Johannes woonde in een oud huis met een grooten tuin. Het was er moeilijk den weg te vinden, want in het huis waren veel donkere portaaltjes, trappen, kamertjes en ruime rommelzolders, en in den tuin waren overal schuttingen en broeikasten. Het was een heele wereld voor Johannes. Hij kon er verre tochten in maken en hij gaf namen aan alles wat hij ontdekte.
Voor het huis had hij namen uit het dierenrijk: de rupsenzolder, omdat hij er rupsen groot bracht; het kippenkamertje, omdat hij daar eens een kip gevonden had. Die was er niet van zelve gekomen, maar daar door Johannes' moeder te broeien gezet. In den tuin koos hij namen uit het plantenrijk, en lette daarbij vooral op de voortbrengselen, die voor hem van belang waren. Zoo onderscheidde hij een frambozenberg, een dirkjesbosch en een aardbei?ndal. Heel achter was een plekje, dat hij het paradijs noemde en daar was het natuurlijk erg heerlijk. Daar was een groot water, een vijver, waar witte waterleli?n dreven en het riet lange fluisterende gesprekken hield met den wind. Aan de overzijde lagen de duinen. Het paradijs zelf was een klein grasveldje aan dezen oever, omringd door kreupelhout, waartusschen het nachtegaalskruid hoog opschoot. Daar lag Johannes dikwijls in het dichte gras en tuurde tusschen de schuifelende rietbladen door naar de duintoppen over het water. Op warme zomeravonden was hij daar altijd en lag uren te staren, zonder zich ooit te vervelen. Hij dacht aan de diepte van het stille, heldere water voor zich, hoe gezellig het daar moest zijn, tusschen die waterplanten, in dat vreemde schemerlicht, en dan weer aan de verre, prachtig gekleurde wolken, die boven de duinen zweefden, wat daar wel achter zou zijn en of het heerlijk zou zijn daarheen te kunnen vliegen. Als de zon juist was ondergegaan, stapelden de wolken zich daar zóó opeen, dat ze den ingang van eene grot schenen te vormen en in de diepte van die grot schitterde het dan van zachtrood licht. Dat was wat Johannes verlangde. Kon ik daarin vliegen! dacht hij dan. Wat zou daar wel achter zijn? Zou ik daar eenmaal, eenmaal kunnen komen ...

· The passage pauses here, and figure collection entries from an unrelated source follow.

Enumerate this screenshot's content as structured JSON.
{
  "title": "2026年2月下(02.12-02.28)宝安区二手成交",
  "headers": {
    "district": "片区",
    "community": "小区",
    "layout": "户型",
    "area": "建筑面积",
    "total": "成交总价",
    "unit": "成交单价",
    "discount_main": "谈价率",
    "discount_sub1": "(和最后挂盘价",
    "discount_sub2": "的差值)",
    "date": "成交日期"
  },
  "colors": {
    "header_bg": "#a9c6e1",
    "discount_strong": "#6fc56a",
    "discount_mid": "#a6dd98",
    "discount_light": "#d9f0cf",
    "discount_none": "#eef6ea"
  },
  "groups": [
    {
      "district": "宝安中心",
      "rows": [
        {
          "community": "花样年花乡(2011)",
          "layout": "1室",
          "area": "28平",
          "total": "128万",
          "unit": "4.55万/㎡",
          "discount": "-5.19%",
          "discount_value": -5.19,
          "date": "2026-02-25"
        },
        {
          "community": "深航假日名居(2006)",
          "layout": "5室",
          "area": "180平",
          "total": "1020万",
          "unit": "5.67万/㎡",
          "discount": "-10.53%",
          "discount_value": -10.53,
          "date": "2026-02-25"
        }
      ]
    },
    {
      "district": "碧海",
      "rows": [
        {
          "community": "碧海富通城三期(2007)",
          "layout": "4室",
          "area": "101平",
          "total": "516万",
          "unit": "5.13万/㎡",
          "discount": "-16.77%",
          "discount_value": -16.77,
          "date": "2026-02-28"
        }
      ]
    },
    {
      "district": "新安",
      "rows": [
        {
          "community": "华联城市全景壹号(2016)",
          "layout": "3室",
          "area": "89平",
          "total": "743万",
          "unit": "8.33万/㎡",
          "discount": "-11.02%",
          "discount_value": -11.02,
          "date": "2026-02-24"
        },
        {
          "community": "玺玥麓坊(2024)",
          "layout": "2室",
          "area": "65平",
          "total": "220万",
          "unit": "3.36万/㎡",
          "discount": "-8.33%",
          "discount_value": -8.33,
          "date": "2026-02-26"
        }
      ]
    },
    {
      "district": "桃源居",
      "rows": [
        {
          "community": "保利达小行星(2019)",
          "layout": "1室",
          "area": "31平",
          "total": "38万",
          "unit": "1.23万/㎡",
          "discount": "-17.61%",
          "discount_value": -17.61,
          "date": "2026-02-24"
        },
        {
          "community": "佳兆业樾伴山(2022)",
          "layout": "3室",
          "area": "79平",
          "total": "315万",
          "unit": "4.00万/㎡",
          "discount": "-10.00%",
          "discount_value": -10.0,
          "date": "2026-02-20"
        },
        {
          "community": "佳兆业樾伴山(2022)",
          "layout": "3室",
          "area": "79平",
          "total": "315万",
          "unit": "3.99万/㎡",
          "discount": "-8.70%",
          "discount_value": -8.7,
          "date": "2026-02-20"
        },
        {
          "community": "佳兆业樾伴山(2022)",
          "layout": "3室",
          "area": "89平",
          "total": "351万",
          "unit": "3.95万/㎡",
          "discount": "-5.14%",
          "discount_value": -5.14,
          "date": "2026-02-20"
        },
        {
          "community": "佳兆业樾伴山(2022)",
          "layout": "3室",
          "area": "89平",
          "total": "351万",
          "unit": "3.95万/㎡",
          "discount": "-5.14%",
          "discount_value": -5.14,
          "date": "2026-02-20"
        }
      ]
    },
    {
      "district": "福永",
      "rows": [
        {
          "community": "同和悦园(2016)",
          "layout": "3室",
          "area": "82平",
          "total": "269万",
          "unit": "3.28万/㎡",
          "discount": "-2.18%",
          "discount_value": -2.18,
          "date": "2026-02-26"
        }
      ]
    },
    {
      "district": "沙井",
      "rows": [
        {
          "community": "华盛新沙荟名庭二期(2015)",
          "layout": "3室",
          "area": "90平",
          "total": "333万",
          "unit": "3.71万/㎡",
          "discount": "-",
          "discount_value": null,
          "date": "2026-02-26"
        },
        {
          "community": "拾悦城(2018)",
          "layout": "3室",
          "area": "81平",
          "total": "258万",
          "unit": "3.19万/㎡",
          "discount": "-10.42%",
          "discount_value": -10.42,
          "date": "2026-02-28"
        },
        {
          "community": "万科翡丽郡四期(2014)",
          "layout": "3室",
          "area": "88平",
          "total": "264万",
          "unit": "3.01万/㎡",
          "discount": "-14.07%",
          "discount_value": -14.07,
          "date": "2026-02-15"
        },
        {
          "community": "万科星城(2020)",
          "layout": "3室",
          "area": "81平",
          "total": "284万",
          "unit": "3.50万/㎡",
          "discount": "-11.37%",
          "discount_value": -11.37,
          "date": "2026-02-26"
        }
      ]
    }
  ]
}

Maar hoe dikwijls hij dat wenschte, telkens viel de grot in vale, donkere wolkjes uiteen, zonder dat hij er dichter bij konde komen. Dan werd het koud en vochtig aan den vijver en hij moest weer zijn donker slaapkamertje in het oude huis gaan opzoeken.

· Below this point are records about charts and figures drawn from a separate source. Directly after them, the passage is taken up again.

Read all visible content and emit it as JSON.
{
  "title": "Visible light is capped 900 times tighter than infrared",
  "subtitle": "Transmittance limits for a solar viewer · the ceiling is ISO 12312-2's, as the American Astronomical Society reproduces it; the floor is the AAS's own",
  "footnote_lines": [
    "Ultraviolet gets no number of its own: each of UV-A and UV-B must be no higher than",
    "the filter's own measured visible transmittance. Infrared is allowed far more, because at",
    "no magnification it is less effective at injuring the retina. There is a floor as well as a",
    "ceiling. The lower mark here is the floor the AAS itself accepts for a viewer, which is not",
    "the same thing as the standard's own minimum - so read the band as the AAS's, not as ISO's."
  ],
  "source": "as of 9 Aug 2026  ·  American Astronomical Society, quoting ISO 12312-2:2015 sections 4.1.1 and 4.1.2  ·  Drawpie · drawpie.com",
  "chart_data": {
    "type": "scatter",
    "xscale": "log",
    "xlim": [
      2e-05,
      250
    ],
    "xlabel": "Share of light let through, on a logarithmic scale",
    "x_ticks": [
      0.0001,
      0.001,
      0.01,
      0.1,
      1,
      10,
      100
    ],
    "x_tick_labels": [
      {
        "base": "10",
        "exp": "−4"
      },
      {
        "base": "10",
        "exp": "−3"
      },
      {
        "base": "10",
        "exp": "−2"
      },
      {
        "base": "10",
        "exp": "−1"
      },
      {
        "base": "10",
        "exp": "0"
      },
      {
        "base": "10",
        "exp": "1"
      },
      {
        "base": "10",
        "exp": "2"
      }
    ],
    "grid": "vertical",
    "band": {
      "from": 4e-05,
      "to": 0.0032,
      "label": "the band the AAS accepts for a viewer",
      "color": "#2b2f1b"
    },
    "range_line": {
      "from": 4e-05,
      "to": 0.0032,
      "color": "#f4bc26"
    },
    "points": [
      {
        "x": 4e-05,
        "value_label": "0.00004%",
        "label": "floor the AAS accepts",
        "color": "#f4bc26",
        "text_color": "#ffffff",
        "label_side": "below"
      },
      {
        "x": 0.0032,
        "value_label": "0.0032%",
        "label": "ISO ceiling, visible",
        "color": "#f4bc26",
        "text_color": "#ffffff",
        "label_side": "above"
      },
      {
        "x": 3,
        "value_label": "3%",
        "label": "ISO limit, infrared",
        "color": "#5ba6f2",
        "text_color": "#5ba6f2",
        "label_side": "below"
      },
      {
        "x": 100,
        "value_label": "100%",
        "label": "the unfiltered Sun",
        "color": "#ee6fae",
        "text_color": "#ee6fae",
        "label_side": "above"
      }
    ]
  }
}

Hij woonde daar niet geheel alleen; hij had een vader, die hem goed verzorgde, een hond die Presto en een kat die Simon heette. Natuurlijk hield hij van zijn vader het meest, maar Presto en Simon achtte hij volstrekt niet zooveel beneden hem, als een groot mensch dat zou doen. Hij vertrouwde zelfs meer geheimen aan Presto dan aan zijn vader, en voor Simon gevoelde hij een eerbiedig ontzag. Nu, dat was geen wonder! Simon was een groote kat met glanzig zwart vel en een dikken staart. Men kon hem aanzien, dat hij volkomen overtuigd was van zijn eigen grootheid en wijsheid. Hij bleef altijd even deftig en voornaam, zelfs als hij zich verwaardigde even met een rollende kurk te spelen, of achter een boom een vergeten haringkop op te knauwen. Bij de dolle uitgelatenheid van Presto kneep hij minachtend de groene oogen toe en dacht: Nu ja! Die honden weten niet beter.

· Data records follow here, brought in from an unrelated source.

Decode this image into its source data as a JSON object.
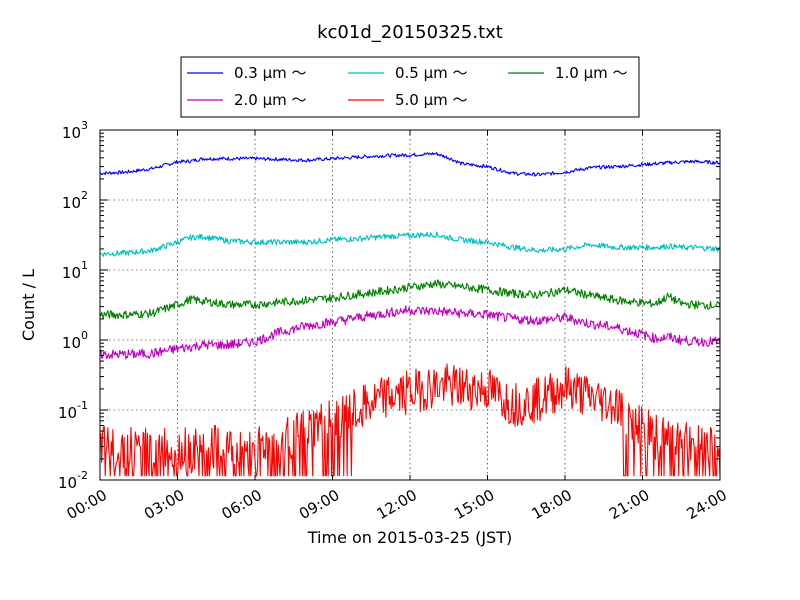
{
  "chart_data": {
    "type": "line",
    "title": "kc01d_20150325.txt",
    "xlabel": "Time on 2015-03-25 (JST)",
    "ylabel": "Count / L",
    "yscale": "log",
    "ylim": [
      0.01,
      1000
    ],
    "xlim": [
      "00:00",
      "24:00"
    ],
    "x_unit": "hour",
    "x": [
      0,
      1,
      2,
      3,
      3.5,
      4,
      5,
      6,
      7,
      8,
      9,
      10,
      11,
      12,
      12.5,
      13,
      13.5,
      14,
      15,
      16,
      17,
      18,
      19,
      20,
      21,
      21.5,
      22,
      22.5,
      23,
      24
    ],
    "x_tick_labels": [
      "00:00",
      "03:00",
      "06:00",
      "09:00",
      "12:00",
      "15:00",
      "18:00",
      "21:00",
      "24:00"
    ],
    "y_tick_labels": [
      {
        "base": "10",
        "exp": "-2"
      },
      {
        "base": "10",
        "exp": "-1"
      },
      {
        "base": "10",
        "exp": "0"
      },
      {
        "base": "10",
        "exp": "1"
      },
      {
        "base": "10",
        "exp": "2"
      },
      {
        "base": "10",
        "exp": "3"
      }
    ],
    "grid": true,
    "legend_position": "top-center",
    "series": [
      {
        "name": "0.3 μm ～",
        "color": "#0000ff",
        "values": [
          240,
          250,
          280,
          350,
          360,
          390,
          390,
          390,
          380,
          370,
          390,
          410,
          430,
          440,
          450,
          460,
          400,
          330,
          300,
          240,
          230,
          250,
          290,
          300,
          320,
          330,
          340,
          350,
          355,
          340
        ]
      },
      {
        "name": "0.5 μm ～",
        "color": "#00bfbf",
        "values": [
          17,
          17.5,
          19,
          25,
          29,
          30,
          26,
          25,
          25,
          25,
          27,
          28,
          30,
          31,
          32,
          32,
          29,
          27,
          25,
          21,
          19,
          20,
          23,
          21,
          21,
          21,
          22,
          21,
          21,
          20
        ]
      },
      {
        "name": "1.0 μm ～",
        "color": "#008000",
        "values": [
          2.3,
          2.3,
          2.4,
          3.2,
          3.8,
          3.6,
          3.2,
          3.2,
          3.5,
          3.7,
          4.0,
          4.5,
          5.0,
          5.7,
          6.0,
          6.4,
          6.0,
          5.8,
          5.2,
          4.6,
          4.4,
          5.2,
          4.3,
          3.7,
          3.4,
          3.3,
          4.2,
          3.3,
          3.2,
          3.1
        ]
      },
      {
        "name": "2.0 μm ～",
        "color": "#bf00bf",
        "values": [
          0.62,
          0.62,
          0.64,
          0.75,
          0.8,
          0.85,
          0.85,
          0.95,
          1.3,
          1.6,
          1.8,
          2.1,
          2.4,
          2.7,
          2.6,
          2.6,
          2.5,
          2.4,
          2.3,
          2.0,
          1.9,
          2.1,
          1.7,
          1.5,
          1.2,
          1.05,
          1.1,
          1.0,
          0.95,
          0.95
        ]
      },
      {
        "name": "5.0 μm ～",
        "color": "#ff0000",
        "values": [
          0.028,
          0.03,
          0.028,
          0.03,
          0.025,
          0.03,
          0.028,
          0.03,
          0.035,
          0.05,
          0.07,
          0.1,
          0.15,
          0.18,
          0.2,
          0.22,
          0.22,
          0.21,
          0.2,
          0.12,
          0.14,
          0.22,
          0.15,
          0.12,
          0.06,
          0.04,
          0.05,
          0.04,
          0.035,
          0.035
        ]
      }
    ]
  }
}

Begrijpt ge nu, dat Johannes ontzag voor hem had? Met den kleinen bruinen Presto ging hij heel vertrouwelijk om. Het was geen mooi of voornaam, maar een bizonder goedig en schrander hondje, dat nimmer verder dan twee pas van Johannes weg te krijgen was en geduldig zat te luisteren naar de mededeelingen van zijn meester. Ik behoef u niet te zeggen, hoeveel Johannes van Presto hield. Maar hij had toch ook heel wat ruimte in zijn hart voor anderen over. Vindt ge het vreemd, dat zijn donker slaapkamertje met de kleine ruitjes daar ook een groote plaats innam? Hij hield van het behangsel met de groote bloemfiguren, waarin hij gezichten zag en waarvan hij de vormen zoo dikwijls bestudeerd had, als bij ziek was of 's morgens wakker lag, hij hield van het eene schilderijtje dat er hing, waarop stijve wandelaars waren afgebeeld, die in een nog stijver tuin wandelden langs gladde vijvers, waarin hemelhooge fonteinen spoten en kokette zwanen zwommen; het meest hield hij echter van de hangklok. Hij wond die altijd met zorg en aandacht op en hield het voor een noodzakelijke beleefdheid naar haar te kijken als zij sloeg. Dat ging natuurlijk alleen zoolang Johannes niet sliep. Was de klok door een verzuim stil blijven staan, dan voelde Johannes zich zeer schuldig en vroeg haar duizendmaal vergeving. Gij zoudt misschien lachen, als ge hem met zijn kamer in gesprek hoordet. Maar let eens op hoe dikwijls gij bij u zelven spreekt. Dat schijnt u in 't geheel niet belachelijk. Johannes was bovendien overtuigd, dat zijne hoorders hem volkomen begrepen en had geen antwoord noodig. Maar heimelijk wachtte hij toch wel eens een antwoord van de klok of het behangsel.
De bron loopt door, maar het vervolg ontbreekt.